Mohiton Bibi has been waiting for days for her son to return from jail.
Mohar Ali was arrested a month ago after he opened a small museum in his house in a hamlet in Goalpara district in the north-eastern Indian state of Assam. The museum, he said, was dedicated to the culture of ‘Miyas’ – Bengali-speaking Muslims in the state.
Mr Ali, who is the leader of a local political party, spent around 7,000 rupees ($86; £71) to set up the place, which mainly displayed some agricultural tools and garments.
But two days later, local authorities shut the museum down. They also sealed Mr Ali’s home, alleging that he had wrongly used the house – which was allotted to him under a government scheme – for commercial purposes.
The police also arrested Mr Ali and two others who had helped set up the museum.
They have said that the case against them was not connected to the museum and was instead due to their alleged links to two terror groups. The three men, who have been charged under a draconian anti-terrorism law that makes it almost impossible to get bail, have denied the accusation.

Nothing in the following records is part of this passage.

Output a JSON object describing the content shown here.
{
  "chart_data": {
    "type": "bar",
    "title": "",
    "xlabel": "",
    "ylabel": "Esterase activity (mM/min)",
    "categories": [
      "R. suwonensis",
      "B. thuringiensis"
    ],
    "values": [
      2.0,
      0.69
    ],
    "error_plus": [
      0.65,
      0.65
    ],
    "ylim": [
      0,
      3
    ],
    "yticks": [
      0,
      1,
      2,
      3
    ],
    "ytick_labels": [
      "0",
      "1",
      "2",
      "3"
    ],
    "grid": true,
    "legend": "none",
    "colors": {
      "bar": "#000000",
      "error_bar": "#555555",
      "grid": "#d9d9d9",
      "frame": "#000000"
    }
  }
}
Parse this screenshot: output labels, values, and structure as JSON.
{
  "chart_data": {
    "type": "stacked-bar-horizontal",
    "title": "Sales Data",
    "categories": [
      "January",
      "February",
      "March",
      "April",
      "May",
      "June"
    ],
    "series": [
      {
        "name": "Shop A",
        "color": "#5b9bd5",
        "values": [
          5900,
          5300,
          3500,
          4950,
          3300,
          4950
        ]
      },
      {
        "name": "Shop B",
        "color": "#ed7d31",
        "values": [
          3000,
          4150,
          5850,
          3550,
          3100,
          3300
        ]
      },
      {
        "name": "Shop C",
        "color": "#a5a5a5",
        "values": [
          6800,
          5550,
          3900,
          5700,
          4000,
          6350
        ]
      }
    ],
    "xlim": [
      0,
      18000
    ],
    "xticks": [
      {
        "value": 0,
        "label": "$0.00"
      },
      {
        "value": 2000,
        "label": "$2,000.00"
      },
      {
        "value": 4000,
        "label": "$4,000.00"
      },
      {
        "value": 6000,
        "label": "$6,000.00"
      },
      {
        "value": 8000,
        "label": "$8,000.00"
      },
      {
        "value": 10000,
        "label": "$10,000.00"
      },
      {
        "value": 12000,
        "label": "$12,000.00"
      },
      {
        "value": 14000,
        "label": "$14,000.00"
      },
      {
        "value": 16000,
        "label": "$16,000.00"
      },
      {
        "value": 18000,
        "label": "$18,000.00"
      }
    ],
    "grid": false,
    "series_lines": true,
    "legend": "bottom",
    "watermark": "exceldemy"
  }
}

“What exactly is his crime?” Mr Ali’s mother asks, her eyes welling up.
Critics say the arrests are the latest in a long line of attempts to marginalise the community in Assam, a complex and multi-ethnic state where linguistic identity and citizenship are the biggest political fault lines.
The state – residents include Bengali and Assamese-speaking Hindus, a medley of tribespeople and Muslims – has seen an anti-immigration movement against “outsiders” from neighbouring Bangladesh for decades. Bengali-speaking Muslims, in particular, have often been accused of being undocumented immigrants.
Since coming to power in 2016, the governing Bharatiya Janata Party (BJP) has rallied its vote base of Hindus and tribal communities by announcing policies that critics say are discriminatory towards Muslims. Several politicians, including current chief minister Himanta Biswa Sarma, have also targeted them in speeches.
After returning to power in 2021, the BJP government forcibly evicted thousands of people in a controversial drive against illegal encroachments – most of those affected were Bengali-speaking Muslims. Earlier this year, the government also approved the classification of five Muslim groups as “indigenous Assamese” communities, raising fears of further marginalisation of others.
“Muslims of Bengali origin have become a soft target of politics,” says Dr Hafiz Ahmed, a scholar who works with the community.
“The idea is to show to the majority [population] that Miya people are not a part of the Assamese society – they are enemies.”